Umberto Montano, presidente e ideatore del Mercato Centrale
È uno dei tre imprenditori (visionari?) che hanno ridato vita al Mercato Centrale di Firenze, un luogo, restituito ai cittadini, interamente dedicato ai prodotti tipici e alla tradizione toscana, con botteghe, ristoranti, enoteca e scuola di cucina. Esempio concreto di un percorso verso l'offerta di qualità. Che ne pensa Montano del regolamento Unesco? È un passo in avanti (concreto) o parla (come troppo spesso accade) in politichese? “Non posso parlare del regolamento, non lo conosco, ma voglio entrare nel merito della mentalità del nostro Paese, nel quale tutti si lamentano di tutto ma poi, non appena si impone una regola, cercano il modo di aggirarla. Il punto è che dobbiamo abituarci a rispettare le regole altrimenti l'Italia non uscirà mai dalla mediocrità”.

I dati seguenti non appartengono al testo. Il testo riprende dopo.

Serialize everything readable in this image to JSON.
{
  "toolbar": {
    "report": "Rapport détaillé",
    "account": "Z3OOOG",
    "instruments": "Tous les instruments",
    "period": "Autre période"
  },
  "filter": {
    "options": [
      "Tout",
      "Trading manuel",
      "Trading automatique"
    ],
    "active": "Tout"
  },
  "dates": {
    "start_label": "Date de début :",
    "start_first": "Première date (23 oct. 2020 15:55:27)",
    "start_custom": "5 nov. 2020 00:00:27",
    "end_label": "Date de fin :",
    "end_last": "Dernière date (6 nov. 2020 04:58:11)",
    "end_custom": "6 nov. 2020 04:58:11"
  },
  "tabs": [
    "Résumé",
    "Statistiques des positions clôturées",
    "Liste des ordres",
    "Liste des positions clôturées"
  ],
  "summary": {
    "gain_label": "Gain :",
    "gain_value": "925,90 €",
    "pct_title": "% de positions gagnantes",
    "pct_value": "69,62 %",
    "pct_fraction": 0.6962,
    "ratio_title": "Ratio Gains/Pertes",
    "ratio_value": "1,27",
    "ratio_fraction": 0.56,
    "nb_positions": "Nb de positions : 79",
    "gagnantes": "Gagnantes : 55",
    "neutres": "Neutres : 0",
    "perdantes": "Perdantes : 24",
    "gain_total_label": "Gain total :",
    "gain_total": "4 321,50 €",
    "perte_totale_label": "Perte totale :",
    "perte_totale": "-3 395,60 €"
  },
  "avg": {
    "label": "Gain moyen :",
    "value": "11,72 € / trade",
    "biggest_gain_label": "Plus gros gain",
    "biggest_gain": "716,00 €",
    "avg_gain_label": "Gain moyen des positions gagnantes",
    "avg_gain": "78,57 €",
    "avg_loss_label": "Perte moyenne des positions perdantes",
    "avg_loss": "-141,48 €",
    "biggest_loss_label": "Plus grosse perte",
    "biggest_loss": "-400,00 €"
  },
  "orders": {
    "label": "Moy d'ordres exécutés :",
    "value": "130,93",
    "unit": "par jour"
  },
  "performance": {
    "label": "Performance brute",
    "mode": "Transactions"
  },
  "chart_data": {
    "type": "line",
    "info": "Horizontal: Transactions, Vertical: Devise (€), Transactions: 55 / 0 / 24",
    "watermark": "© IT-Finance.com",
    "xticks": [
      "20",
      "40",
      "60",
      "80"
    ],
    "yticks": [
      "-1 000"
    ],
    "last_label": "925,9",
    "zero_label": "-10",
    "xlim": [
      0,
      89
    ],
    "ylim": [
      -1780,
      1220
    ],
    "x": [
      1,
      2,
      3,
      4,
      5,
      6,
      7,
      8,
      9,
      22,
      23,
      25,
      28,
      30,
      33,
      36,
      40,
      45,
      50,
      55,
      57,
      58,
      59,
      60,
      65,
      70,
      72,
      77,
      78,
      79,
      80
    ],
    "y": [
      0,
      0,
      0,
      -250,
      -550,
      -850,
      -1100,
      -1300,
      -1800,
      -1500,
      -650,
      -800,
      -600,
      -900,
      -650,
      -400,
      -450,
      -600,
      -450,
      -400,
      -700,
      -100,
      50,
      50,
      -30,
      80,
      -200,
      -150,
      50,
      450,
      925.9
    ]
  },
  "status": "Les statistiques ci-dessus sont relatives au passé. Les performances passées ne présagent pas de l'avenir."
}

Le regole ci devono essere e, se possibile, dovrebbero puntare ancora più sulla qualità dell'offerta. Ma esiste, concretamente, un modo per farlo? “La qualità non è legata solo all'offerta ma è connessa anche alla domanda. Purtroppo non c'è ancora una cultura incentrata sulla qualità, la maggior parte dei nostri giovani non sa distinguere un vino cattivo da uno buono. Per non parlare delle scuole alberghiere italiane, praticamente delle barzellette, tant'è che quasi nessuna attività economica reperisce il personale da queste”. Dunque, esistono dei criteri tangibili per dimostrare la qualità? “La trasparenza potrebbe esserlo, così come la certificazione di provenienza delle materie prime. Se poi devo rispondere se si può fare un distinguo legislativo tra chi fa qualità e chi non la fa, in questo caso rispondo candidamente di no”.